How to Stretch a Beef Roast
We buy a whole beef once a year from a local farmer. This last Tuesday we went and picked up this years cow. I still had 3 pieces of meat from last years cow. I wanted to use it up before starting in on the new cow. I had 2 t-bone steaks, 2 cube steaks and 1 small pot roast.
Well Wednesday was my birthday and we grilled steaks.. we used the up the 2 t-bones and 2 more packages of steak from the new cow to feed all of us. It was so yummy..
Well yesterday I looked at my small pot roast and wondered what to do with it. I had a few cups of cooked brown rice in the fridge to use up as well. So I browned up the pot roast in a little olive oil and added an onion and then a little water and let this simmer for about 3 hours. When it was done I cut up about half of the roast.

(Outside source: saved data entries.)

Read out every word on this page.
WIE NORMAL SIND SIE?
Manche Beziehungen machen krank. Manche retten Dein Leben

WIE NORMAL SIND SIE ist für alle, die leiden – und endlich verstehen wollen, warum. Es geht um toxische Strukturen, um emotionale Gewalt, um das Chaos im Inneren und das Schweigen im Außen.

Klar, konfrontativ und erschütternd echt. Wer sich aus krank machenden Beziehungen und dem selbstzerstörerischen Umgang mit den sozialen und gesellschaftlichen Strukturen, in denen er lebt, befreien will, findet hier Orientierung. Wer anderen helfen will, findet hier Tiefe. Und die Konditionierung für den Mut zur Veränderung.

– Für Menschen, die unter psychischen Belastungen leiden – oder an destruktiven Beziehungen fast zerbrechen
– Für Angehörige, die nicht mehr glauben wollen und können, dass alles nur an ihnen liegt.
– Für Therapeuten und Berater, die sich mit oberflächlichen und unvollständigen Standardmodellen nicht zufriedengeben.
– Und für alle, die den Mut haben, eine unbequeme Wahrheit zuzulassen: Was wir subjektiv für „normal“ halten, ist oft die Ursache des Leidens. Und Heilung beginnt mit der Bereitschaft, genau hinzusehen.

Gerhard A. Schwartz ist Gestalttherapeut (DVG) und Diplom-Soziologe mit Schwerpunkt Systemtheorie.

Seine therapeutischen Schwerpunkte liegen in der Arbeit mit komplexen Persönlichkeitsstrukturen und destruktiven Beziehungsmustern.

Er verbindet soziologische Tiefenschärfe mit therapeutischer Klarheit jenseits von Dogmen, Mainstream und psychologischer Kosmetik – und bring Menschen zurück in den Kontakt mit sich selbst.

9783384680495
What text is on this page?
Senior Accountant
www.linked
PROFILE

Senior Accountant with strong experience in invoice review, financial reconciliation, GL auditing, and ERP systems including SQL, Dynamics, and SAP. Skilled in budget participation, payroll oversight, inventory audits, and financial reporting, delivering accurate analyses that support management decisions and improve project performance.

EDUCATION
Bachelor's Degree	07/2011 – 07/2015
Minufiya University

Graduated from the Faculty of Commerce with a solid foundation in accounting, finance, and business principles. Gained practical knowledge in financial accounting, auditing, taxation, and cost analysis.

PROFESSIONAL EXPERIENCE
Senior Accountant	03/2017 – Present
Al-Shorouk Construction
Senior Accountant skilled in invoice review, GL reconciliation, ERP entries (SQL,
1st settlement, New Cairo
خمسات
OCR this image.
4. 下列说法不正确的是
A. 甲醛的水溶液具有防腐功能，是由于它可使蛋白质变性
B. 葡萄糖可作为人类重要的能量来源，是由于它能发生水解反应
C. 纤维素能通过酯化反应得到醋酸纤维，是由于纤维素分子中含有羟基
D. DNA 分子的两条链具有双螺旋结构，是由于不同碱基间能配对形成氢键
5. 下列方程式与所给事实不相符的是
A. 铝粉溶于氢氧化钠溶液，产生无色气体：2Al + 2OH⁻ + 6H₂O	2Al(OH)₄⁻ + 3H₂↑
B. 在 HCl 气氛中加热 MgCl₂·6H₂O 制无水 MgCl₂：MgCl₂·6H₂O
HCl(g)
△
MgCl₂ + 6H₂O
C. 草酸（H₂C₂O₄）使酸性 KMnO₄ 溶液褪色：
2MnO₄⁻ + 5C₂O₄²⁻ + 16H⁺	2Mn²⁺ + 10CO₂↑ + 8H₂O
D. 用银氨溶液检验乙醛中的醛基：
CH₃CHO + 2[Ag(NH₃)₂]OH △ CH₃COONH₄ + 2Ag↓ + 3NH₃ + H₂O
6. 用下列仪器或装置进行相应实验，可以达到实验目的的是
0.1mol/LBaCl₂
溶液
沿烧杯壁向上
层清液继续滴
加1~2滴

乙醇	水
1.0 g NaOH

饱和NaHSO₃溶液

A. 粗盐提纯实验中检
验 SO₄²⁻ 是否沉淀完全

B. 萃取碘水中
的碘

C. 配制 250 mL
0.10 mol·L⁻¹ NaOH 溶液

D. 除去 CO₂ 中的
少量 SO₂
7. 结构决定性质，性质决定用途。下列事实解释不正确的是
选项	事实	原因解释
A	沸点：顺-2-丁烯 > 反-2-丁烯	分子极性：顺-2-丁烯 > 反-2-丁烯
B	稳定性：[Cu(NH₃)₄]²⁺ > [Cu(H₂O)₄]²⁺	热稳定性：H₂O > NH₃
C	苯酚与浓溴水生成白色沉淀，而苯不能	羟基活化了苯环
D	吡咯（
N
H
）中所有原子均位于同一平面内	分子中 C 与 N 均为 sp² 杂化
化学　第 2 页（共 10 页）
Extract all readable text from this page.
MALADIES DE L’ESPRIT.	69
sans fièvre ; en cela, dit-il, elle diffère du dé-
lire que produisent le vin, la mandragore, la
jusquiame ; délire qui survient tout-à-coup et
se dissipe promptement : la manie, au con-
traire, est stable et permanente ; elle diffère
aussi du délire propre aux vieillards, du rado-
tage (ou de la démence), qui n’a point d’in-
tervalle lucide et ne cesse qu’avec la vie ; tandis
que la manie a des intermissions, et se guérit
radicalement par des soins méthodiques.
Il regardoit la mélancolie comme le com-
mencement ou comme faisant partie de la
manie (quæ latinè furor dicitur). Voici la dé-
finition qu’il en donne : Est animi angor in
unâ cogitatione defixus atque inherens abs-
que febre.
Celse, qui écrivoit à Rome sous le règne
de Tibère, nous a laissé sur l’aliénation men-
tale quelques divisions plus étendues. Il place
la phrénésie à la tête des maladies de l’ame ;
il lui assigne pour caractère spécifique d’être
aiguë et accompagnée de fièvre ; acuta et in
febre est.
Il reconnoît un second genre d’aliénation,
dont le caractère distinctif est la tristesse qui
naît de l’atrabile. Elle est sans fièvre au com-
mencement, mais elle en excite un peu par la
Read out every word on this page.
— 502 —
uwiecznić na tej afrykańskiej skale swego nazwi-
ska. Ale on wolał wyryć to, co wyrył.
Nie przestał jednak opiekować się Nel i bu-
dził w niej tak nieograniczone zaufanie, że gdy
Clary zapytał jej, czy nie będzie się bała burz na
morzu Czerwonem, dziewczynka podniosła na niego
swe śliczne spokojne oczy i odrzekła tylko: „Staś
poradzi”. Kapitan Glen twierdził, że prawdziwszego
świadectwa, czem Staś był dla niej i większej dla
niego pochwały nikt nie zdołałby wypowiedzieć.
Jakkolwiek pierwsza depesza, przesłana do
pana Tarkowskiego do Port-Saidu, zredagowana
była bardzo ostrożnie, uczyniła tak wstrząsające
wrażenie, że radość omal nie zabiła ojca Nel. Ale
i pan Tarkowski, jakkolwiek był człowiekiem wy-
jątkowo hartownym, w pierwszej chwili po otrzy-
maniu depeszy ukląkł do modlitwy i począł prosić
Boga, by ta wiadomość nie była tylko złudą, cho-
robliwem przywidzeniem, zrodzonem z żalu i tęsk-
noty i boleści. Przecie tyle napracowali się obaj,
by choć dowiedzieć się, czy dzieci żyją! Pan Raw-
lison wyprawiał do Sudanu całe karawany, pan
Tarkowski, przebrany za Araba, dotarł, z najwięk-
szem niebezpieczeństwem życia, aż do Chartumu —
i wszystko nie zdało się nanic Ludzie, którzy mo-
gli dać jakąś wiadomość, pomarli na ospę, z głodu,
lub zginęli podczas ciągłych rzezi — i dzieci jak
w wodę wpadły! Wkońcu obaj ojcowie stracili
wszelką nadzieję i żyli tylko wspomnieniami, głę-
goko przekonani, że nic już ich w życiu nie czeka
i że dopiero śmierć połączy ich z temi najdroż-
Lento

I mixed this up with about 4 cups of the brown rice I had plus 1 can of cream of mushroom soup (Amy’s brand.. found at health food stores) and some sour cream (I did not measure this), plus I added some cheddar cheese, salt and pepper. I put it all in an 11x15 pan and put some cheddar cheese on the top. I baked it for about an hour at 350. My family went nuts over it.. they loved it! I served it with my homemade fermented salsa and tortilla chips and a salad.
Today I still had half the roast left. I took two large baked potatoes that I had left from my birthday bbq (we had bbq steaks and baked potatoes)… and I cut the meat and potatoes up and fried them with an onion in a little olive oil.. very yummy! I served this with my homemade fermented sauerkraut. So I was feeling pretty good.. I had one pot roast that by itself would not have fed my family one meal and stretched it out to two meals, or more. I still have leftovers that we will probably eat up tomorrow. I love being thrifty and stretching my food as far as I can.